Two Poems by Dyl Carpenter


Cinquains for Pinnochio

Not just
Gepetto, it
turns out most grey geezers
can snap and stun dead wood to life.
And plus,

not just
Pinnochio,
loads of the long-nosed keep
singing, ‘I’m going to be a
real boy!’

The vast
majority
stay toys. Who knows why. Just
this past Tuesday, while eating my
eggs and

bacon,
I read a bit
in the Times about one
of these very Gepetto-types
who—in

error—
mistakenly
snapped at The Great Wave
Off Kanagawa
and was washed
away.

We must
be careful what
we give life to with our
voodoo.
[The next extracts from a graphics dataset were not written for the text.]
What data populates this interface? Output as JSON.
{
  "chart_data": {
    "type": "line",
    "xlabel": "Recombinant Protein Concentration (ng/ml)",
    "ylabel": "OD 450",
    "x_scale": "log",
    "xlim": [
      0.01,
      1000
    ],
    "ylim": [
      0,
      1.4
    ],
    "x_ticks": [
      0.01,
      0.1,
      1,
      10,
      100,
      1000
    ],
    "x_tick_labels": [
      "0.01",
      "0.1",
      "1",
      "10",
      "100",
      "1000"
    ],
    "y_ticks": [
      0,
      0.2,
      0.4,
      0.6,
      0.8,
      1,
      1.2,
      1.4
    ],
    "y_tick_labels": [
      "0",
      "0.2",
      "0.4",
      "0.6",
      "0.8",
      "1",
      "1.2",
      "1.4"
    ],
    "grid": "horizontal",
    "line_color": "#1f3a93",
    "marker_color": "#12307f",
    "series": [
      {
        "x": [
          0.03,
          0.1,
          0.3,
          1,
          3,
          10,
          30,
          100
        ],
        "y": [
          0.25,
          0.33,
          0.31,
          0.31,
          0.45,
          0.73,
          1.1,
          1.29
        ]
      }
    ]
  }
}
The same goes for what we
covet.


East Ann. St.

For Ω.S.

& when the moment split
There in the violet dusk
Of mid-summer
They were sitting on the porch,
Bare feet up on the railing,
Smoking & watching

The scene uncurl in grainy film:
The crickets were ringing like cell phones
Under cushions;
Greasy crows on electric wires
Cleaned their wings & the old bones
Of the sole

Black gum tree on the street
Remembered how to quiver
Like pretty words
In the breeze slitting through its afro
Of scarlet leaves. Soon enough
Night would beat

All the crows invisible
& twilight would web the sky
With nerve-endings.
Their Cigarettes—pupils gone umbral—
Would fizzle too as the street lamps
Stuttered on.

But they were more than asymptotes.
The cigarettes burned; they drew
In smoke
Tight before they let it go
In puffs of cirri sheared & this
Was about more

Than soon enough. There on the porch
That June dusk must have felt
Nailed in place
As they, still with gaze,
Suddenly forgot the way
A nail rusts.



Dyl Carpenter is the co-editor of Starover Blue Review. His poems have been printed in Leviathan Magazine and he’s a full time student, currently living in Colorado Springs.